A friend of mine bought a new floor buffer for cleaning concrete floors for staining. The problem is it trips a 20 amp breaker about half the time that you use it and almost always if you use an extension cord. I don't have the motor rating but it does have a 15 amp plug end on it. Machine is brand new and has done this from day 1. Also will trip the reset button on their 5500 watt generator. Once running it works fine, it always blows at start up. Any help would be appreciated.


----------



## mdshunk (Mar 13, 2005)

Something might be too tight on that motor. Bearings, belts, gears, whatever.... 

If you start it with it tipped back on the back wheels, will it still trip the breaker? 
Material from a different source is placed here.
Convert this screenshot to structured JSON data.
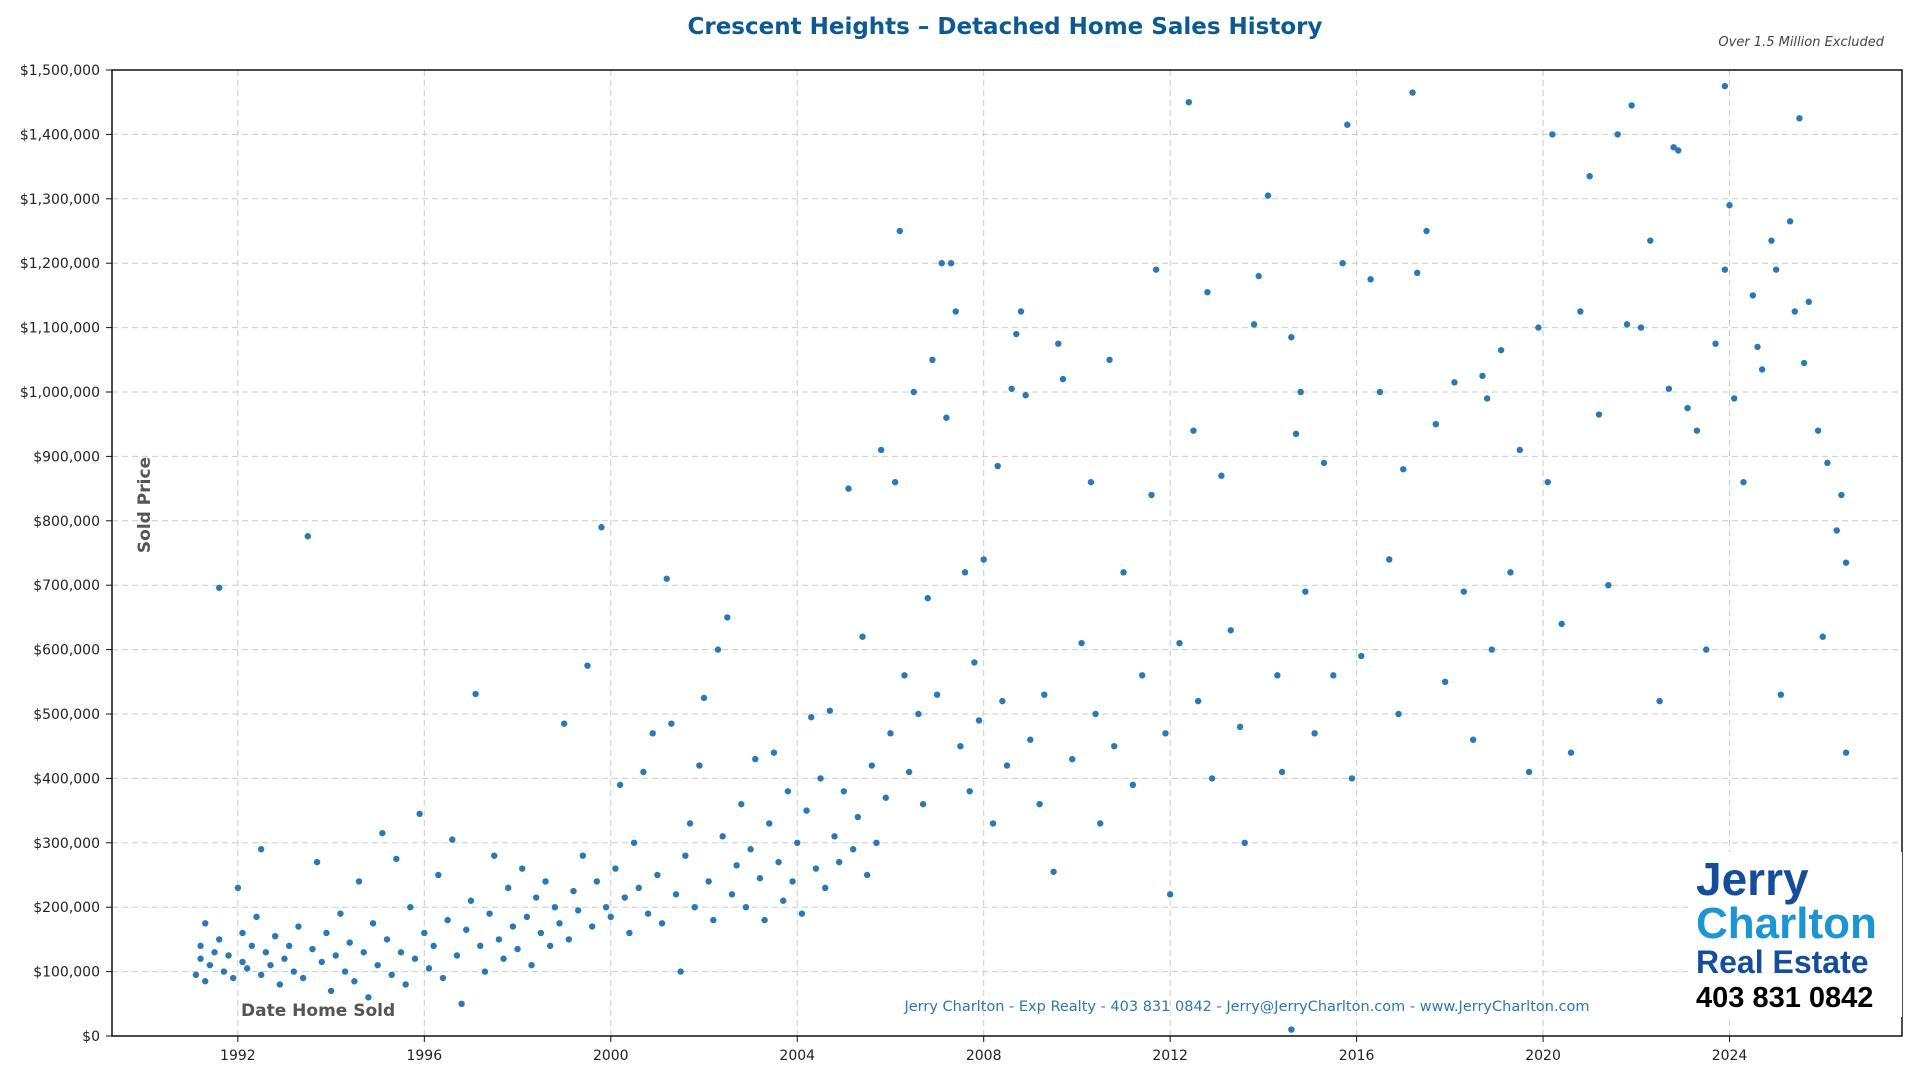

Motors draw a heck of a lot on startup. A properly designed floor buffer should not be drawing so much that it trips a breaker, however. That's what makes me think this thing has troubles with something being tight. I'm just guessing, mainly. If I had the buffer in front of me, I could tell you in about 2 minutes what the trouble is, but I'm just not all that famaliar with floor buffers to be able to pin it down further. I've fixed cords on a few, but that's about it.


----------



## bmartin (Dec 30, 2005)

still trips when started on it's wheels. Why would it trip more if it's on a properly rated extension cord?


----------



## mdshunk (Mar 13, 2005)

bmartin said:


> still trips when started on it's wheels. Why would it trip more if it's on a properly rated extension cord?


Voltage drop, brother. The longer the cord, the less the voltage at the motor. Less voltage equals more amps drawn equals breaker tripping easier. Buffers almost always have 50' of #14 cord, although #12 would provide better service. If you want to add another 50' extension cord, it better be at least #12 or better yet #10. 

I don't want to cloud the issue though. I'm nearly certain that your problem has nothing to do with the cord, unless it happens to also be sorely undersized from the factory.


----------



## Speedy Petey (Sep 30, 2003)

Don't forget the "grip" the female end of an extension cord has. Also, the receptacle in the wall.
When they get weak and lose their grip it causes higher resistance and they get hot. This can also cause tripping.


----------



## Double-A (Jul 3, 2006)

Speedy Petey said:


> When they get weak and lose their grip it causes higher resistance and they get hot. This can also cause tripping.


I hate it when I trip 'cause she lost her grip.:w00t:


----------